By Theresa Thompson, Timeless Travels Art Correspondent
Immersive exhibitions or experiences are all the rage, it seems. More typically found in art exhibitions, there’s now a new attraction in London that invites visitors to “experience a journey through the natural world and explore the extraordinary diversity of our seven unique continents on the most epic scale.”
The BBC Earth Experience opened its doors to the public in Earls Court, London last week. I went to see it, and epic in scale it certainly was.
Narrated by the world’s most famous naturalist, Sir David Attenborough, the massive 360-degree audio and visual experience uses footage from the BBC Natural History Unit’s ‘Seven Worlds, One Planet’ television series that first aired in 2019. The award-winning nature documentary was BBC One’s most-watched factual TV show that year.
The sonorous tones of Sir David’s voice welcomed me to Africa as I followed the corridor round to enter the main gallery of the purpose-built Daikin Centre. There, multiple multi-angle screens used the very latest digital screen technology to show highlights and extended scenes from the series.
I was immediately surrounded by enormous chimpanzees banging rocks – they were using them as tools. Projected onto the high angled screens, the chimps dwarfed us humans walking around. I was in their world. The sound of the chimps repetitively bashing their rocks sounded like a factory. If Sir David was saying anything at that point it was lost on me; I was all eyes.
Sir David Attenborough. Photographer Alex Board copyright BBC NHU
The screens morphed to cheetahs, racing across the savannah chasing antelope, a fast chase and in the sequences I watched the hartebeest escaped. Then, the screens cut to an electric-blue underwater world and jewel-like fish, before bringing us back to land with shots of elephants rumbling around, gigantic tusks, and trunks stretched sky-high to reach greener leaves. We human visitors were outdone by the glories of the natural world.
Shifting to Europe, suddenly it was all buildings and infrastructure as people took over. But not for long. Footage of brown bear cubs clinging to trees or hungry hamsters fighting to keep their food restore the mood.

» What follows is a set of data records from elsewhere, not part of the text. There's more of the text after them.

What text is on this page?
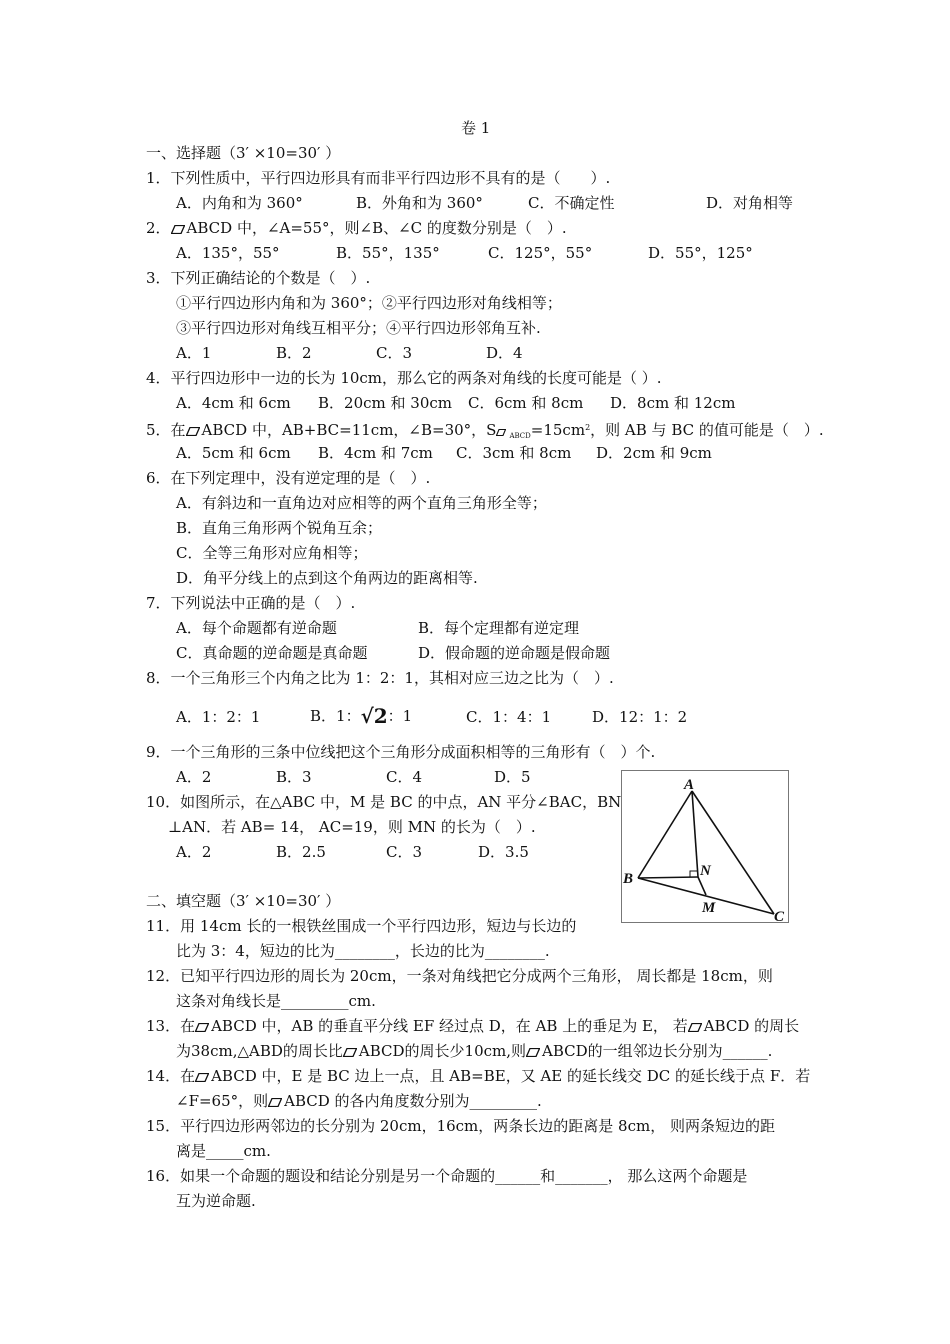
卷 1
一、选择题（3′ ×10=30′ ）
1．下列性质中，平行四边形具有而非平行四边形不具有的是（　　）.
A．内角和为 360°	B．外角和为 360°	C．不确定性	D．对角相等
2． ABCD 中，∠A=55°，则∠B、∠C 的度数分别是（　）.
A．135°，55°	B．55°，135°	C．125°，55°	D．55°，125°
3．下列正确结论的个数是（　）.
①平行四边形内角和为 360°；②平行四边形对角线相等；
③平行四边形对角线互相平分；④平行四边形邻角互补.
A．1	B．2	C．3	D．4
4．平行四边形中一边的长为 10cm，那么它的两条对角线的长度可能是（ ）.
A．4cm 和 6cm B．20cm 和 30cm C．6cm 和 8cm D．8cm 和 12cm
5．在 ABCD 中，AB+BC=11cm，∠B=30°，S $_{ABCD}=15cm^2$，则 AB 与 BC 的值可能是（　）.
A．5cm 和 6cm B．4cm 和 7cm C．3cm 和 8cm D．2cm 和 9cm
6．在下列定理中，没有逆定理的是（　）.
A．有斜边和一直角边对应相等的两个直角三角形全等；
B．直角三角形两个锐角互余；
C．全等三角形对应角相等；
D．角平分线上的点到这个角两边的距离相等.
7．下列说法中正确的是（　）.
A．每个命题都有逆命题	B．每个定理都有逆定理
C．真命题的逆命题是真命题	D．假命题的逆命题是假命题
8．一个三角形三个内角之比为 1：2：1，其相对应三边之比为（　）.
A．1：2：1	B．1：√2：1	C．1：4：1	D．12：1：2
9．一个三角形的三条中位线把这个三角形分成面积相等的三角形有（　）个.
A．2	B．3	C．4	D．5
10．如图所示，在△ABC 中，M 是 BC 的中点，AN 平分∠BAC，BN
⊥AN．若 AB= 14， AC=19，则 MN 的长为（　）.
A．2	B．2.5	C．3	D．3.5
A
B
C
N
M
二、填空题（3′ ×10=30′ ）
11．用 14cm 长的一根铁丝围成一个平行四边形，短边与长边的
比为 3：4，短边的比为________，长边的比为________.
12．已知平行四边形的周长为 20cm，一条对角线把它分成两个三角形， 周长都是 18cm，则
这条对角线长是_________cm.
13．在 ABCD 中，AB 的垂直平分线 EF 经过点 D，在 AB 上的垂足为 E， 若 ABCD 的周长
为38cm,△ABD的周长比 ABCD的周长少10cm,则 ABCD的一组邻边长分别为______.
14．在 ABCD 中，E 是 BC 边上一点，且 AB=BE，又 AE 的延长线交 DC 的延长线于点 F．若
∠F=65°，则 ABCD 的各内角度数分别为_________.
15．平行四边形两邻边的长分别为 20cm，16cm，两条长边的距离是 8cm， 则两条短边的距
离是_____cm.
16．如果一个命题的题设和结论分别是另一个命题的______和_______， 那么这两个命题是
互为逆命题.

Africa, Asia, Australia, Antarctica and so on, roll before our eyes as we experience a typhoon roaring around us one moment, watch the Northern Lights over the Arctic the next, and then watch fireflies giving a spectacular light show in North America, or a huddle of snub-nosed monkeys trying to stay warm in Asia. A line of penguins shuffling their way across the Antarctic ice, in my view was pleasingly echoed by the line of people I could see on the viewing deck above. While most of this is experienced at ground level (there are a few benches here and there), from up there you get sweeping views over the landscape as if in a hot-air balloon or on a dizzying mountainside.
It becomes more interactive in the smaller side zones – the Water World or Micro Life zone (“Enter if you Dare” says the sign to the room where mammoth-sized spiders and insects creep and crawl). Sensors located above some screens allow you to move shoals of fish or create bubbles by moving your arms: fun for children as well as adult-sized ‘children’!
The boast is that you can experience “our seven continents in all their glory, like never before!” And, they add, without the need for a passport!
But can you? The scale is epic, the photography out of this world, the soundtrack awesome, and it’s perfect to have Sir David’s narration…. But how does it feel? The expectation is to feel awe. Does it really engage the visitor? I asked around. Most people said they enjoyed it, did feel that sense of wonder, but one said that in some ways it felt a little hollow, perhaps needed more interactive material, smells maybe, she suggested.
The drive behind much immersive art or experience is often financial: visitor numbers. The BBC Earth Experience will get those, but there is another agenda here as well, one with a strong message that witnessing the beauty of nature is one thing, but it's up to us to protect it.
Unfortunately, the entry cost is high, and especially will be for families – yet it is promoted as an “epic adventure that brings environments to life for all the family.”
On the other hand, the experience of being surrounded by fantastic footage of animals and natural landscapes is entrancing. Nature in our everyday lives all too often goes unnoticed, and uncared for, so it is a wondrous thing to see the beauty of nature celebrated in this way.
Snippets of information come and go as you walk around, but this is not a fact heavy experience: the visual experience is primary.
However, at the end, in a rousing finale under a revolving Earth glowing like a blue marble, Sir David highlights the challenges faced by nature in today’s world. He implores us to think, to act, saying: “With the changing climate, over exploitation of natural resources, and the drastic reduction in biodiversity we are facing a critical moment for the future of life on Earth.
“That future depends on our actions now. Nature is our greatest ally. Whenever and wherever we restore and attempt to nurture the natural world it brings balance back to our planet – and we all share in the benefits. We are both part of the natural world and the greatest problem solvers that have ever existed. This surely should give us the motivation and hope we need. It is within our power to make a difference. We can do it. We must do it. Then, there will be a future for planet Earth and for us all.”
The BBC Earth Experience
The Daikin Centre, Earl's Court, Empress Place SW6 1TT
Showing until:
Website: https://bbcearthexperience.com
NB: The BBC Earth Experience’s aim is to inspire visitors to protect the planet. True to its message, sustainability is at its heart: for instance, the 1,608 metre-squared venue is built from materials which can be recycled or reused (even the cotton screens will be repurposed after the exhibition), and the projectors are powered by renewable energy.